In the following we want to introduce you how AERA system learns to perform a simple task, involving a grabber (the agent’s body), a cube, and a sphere. The file
hand-grab-sphere.replicode sets up the task. This example is a basic demonstration of how AERA models
are used for planning and reasoning.
The grabber grabs, moves and releases two objects.
In this example, the goal of the task is to move
the sphere s to position 15. Before the system starts performing the task,
the cube c is attached to the hand h at position 25, while the sphere is at position 0.
The commands that can be applied are move (limited to -/+ 20), grab and release.
The following figure demonstrates the initial state of the task.
Seed Knowledge and Program
Seed program of AERA contains fundamental facts and knowledge about the task-environment that is given by the human programmer to the system. The knowledge includes basic causal models (e.g. grab object -> h attached object) and composite states based on which the models are instantiated. It also includes the high-level (root) goal, which is moving the sphere to the position 15 in this case. Seed also has programs by which the system starts bootstrapping its model generation (learning) process. In addition, some information about entities (e.g. hand h) and ontology classes (e.g. involved variables) are included.
The task-environment is composed of variables that might have different values at different times, depending on the applied command. For instance, if the move action is applied, the position of the hand (and the cube) changes in the next time step, which can be learned and used by the system as a causal model. But for using this model over inference steps, the system needs to have the composite state [h position P, c position P, h attached c] in the beginning, which means that it considers all relevant variables and their related values. In this example, a causal model connects a directly manipulable variable like grab, which belongs to the entity h, to an output variable which is attached. In other words, grabbing an object, causes that object to be attached to the hand. Now let us go through the reasoning steps of AERA when it performs the hand-grab-sphere task.
Steps 1 and 2: Move Hand to Sphere
AERA creates sub-goals and does backward chaining to perform the task. Since the high-level (root) goal is to release sphere at position 15, the system needs to make a sub-goal of hand being in the sphere’s position as the first step. So, it applies a move command to move towards where the sphere is, but due to the fact that I/O device has physical limitation, the hand will be at position 5 in the next frame. So, the same subgoal is created again for the next frame.
Steps 3 and 4: Release Hand and Grab Sphere
Now that hand is reached to the position of sphere, AERA releases the cube, since that is a condition for grabing a new object, which is a sphere in this case. So it creates another causal model in the form of release h -> h attached nil, which means that if release action is taken the hand will be attached to nothing. AERA over its simulation process finds out that if the hand is empty, then the system can grab the sphere and move it to the goal position. In the fourth step, now that conditions are met, it creates the subgoal of making the hand attached to sphere, through an abduction which is done via causal model grab h -> h attached obj.
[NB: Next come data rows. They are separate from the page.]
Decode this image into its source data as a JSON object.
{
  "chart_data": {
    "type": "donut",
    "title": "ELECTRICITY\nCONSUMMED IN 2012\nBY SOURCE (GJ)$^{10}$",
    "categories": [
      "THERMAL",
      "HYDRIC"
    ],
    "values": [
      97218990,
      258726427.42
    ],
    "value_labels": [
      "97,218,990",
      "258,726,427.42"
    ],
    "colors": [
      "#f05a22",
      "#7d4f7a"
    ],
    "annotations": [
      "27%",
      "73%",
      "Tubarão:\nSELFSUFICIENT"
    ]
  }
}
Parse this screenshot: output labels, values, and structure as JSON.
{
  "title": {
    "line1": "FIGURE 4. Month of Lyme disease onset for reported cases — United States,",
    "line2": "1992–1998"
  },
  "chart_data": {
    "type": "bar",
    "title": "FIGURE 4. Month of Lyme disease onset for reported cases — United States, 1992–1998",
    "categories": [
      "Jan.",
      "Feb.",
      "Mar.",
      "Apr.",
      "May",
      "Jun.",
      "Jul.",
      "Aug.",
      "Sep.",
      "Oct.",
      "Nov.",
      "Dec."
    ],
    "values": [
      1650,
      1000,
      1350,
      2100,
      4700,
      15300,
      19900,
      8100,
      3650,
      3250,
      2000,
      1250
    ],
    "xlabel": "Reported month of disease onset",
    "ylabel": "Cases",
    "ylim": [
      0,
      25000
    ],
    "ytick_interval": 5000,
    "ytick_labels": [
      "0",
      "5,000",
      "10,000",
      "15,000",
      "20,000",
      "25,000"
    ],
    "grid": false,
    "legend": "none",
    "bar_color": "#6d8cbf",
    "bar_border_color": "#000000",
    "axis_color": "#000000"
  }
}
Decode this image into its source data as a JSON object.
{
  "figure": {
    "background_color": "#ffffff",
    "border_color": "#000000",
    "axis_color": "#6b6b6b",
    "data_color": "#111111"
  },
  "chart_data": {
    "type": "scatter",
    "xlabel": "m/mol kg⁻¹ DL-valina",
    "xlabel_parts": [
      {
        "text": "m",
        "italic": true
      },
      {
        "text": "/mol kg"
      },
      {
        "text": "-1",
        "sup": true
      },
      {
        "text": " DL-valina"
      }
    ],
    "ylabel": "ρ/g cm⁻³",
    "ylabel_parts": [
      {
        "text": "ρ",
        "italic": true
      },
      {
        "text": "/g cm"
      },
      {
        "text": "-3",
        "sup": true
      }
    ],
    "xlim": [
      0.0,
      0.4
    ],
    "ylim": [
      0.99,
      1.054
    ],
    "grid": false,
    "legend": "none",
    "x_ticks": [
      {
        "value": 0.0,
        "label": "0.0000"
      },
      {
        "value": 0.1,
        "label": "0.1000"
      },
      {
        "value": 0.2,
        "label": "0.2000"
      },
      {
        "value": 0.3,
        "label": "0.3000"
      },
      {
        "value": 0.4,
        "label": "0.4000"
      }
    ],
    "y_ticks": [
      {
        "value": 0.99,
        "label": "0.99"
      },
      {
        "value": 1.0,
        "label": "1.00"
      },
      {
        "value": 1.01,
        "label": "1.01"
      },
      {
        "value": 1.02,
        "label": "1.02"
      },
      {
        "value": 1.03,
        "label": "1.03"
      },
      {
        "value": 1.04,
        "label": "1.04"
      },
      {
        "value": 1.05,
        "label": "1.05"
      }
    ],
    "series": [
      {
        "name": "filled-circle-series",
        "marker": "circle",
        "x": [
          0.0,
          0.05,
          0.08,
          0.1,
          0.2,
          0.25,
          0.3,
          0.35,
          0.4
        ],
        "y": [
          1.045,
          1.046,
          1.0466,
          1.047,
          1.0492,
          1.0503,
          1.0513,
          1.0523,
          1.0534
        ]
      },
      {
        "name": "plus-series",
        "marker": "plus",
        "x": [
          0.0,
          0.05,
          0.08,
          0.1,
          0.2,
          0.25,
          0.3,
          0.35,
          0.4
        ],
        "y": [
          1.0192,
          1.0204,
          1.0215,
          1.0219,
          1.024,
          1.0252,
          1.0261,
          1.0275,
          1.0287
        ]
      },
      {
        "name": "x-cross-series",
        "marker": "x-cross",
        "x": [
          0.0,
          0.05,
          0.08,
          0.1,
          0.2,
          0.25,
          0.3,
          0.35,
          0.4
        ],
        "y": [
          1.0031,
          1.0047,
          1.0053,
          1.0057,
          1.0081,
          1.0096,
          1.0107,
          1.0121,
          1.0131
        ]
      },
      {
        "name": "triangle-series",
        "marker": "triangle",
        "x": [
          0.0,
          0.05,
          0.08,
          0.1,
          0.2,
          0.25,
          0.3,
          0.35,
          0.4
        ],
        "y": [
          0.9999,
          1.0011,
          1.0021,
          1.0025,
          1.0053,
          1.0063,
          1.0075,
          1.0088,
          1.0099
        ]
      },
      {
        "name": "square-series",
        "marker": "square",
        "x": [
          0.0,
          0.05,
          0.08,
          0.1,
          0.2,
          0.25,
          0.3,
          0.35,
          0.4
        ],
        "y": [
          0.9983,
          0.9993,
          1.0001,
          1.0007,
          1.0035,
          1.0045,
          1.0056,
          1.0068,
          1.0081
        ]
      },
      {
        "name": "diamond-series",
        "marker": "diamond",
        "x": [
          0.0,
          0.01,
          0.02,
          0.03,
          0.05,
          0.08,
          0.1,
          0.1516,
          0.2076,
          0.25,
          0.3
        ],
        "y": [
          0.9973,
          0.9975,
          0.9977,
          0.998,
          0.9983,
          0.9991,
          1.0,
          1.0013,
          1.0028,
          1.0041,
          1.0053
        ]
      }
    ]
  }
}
Steps 5: Move Hand to Goal Position
Now that conditions for moving the sphere are met, the system uses the causal model move h DeltaP -> h position P+DeltaP, and the root goal is achived.
Now we go over how AERA system learns in
In this example, AERA learns from failing to grab the sphere s when the hand h releases
the cube c at where the sphere is.
In other words, since it fails to grab the sphere when both objects are at the same position it needs to
learn to release the cube somewhere else and then grab the cube.
In this situation, AERA starts guessing why its model M: grab h -> attached object fails. It then learns a meta-model which says that the model M would fail under specific conditions (i.e. when two objects are at the same position). Then, the system goes into babbling mode, in which it stops injecting the root goal and starts applying motor babbling commands (i.e. repeated release and grab) with the purpose of filtering out wrong requirement models (e.g. model M under the condition that there is only the sphere at where the hand is) and testing guessed causal models.
Then, when a sufficient number of commands are applied, a new model is learned that allows grab h -> attached s with new conditions, after which it starts injecting the root goal again to make the system perform the task with new correct models. After resetting the task-environment to the initial state, the simulation process produces different sets of steps (simulation branches) of performing the task through abduction, in one of which the first action is to release the cube (in hand-grab-sphere-reasoning example the first action was to move).
Now the system is committed to releasing the “first release” branch, and thus the reasoning steps of performing the task becomes different. It releases the cube (step 1), moves towards where the sphere is (steps 2 and 3), grabs the sphere (step 4), and moves that to the goal position (step 5).
Run the example
The according replicode files can be found in the source code of AERA:
or in the GitHub repository here and
settings.xml file in the AERA source code:
- (If not already done) Set the parameter
- Set the source file to
Run AERA (without debugging).
Visualize the behavior of AERA
Open the AERA visualizer as described earlier and select the settings.xml file used to run the example. The visualizer reads the file and enables you to step through the time of the task performance of AERA.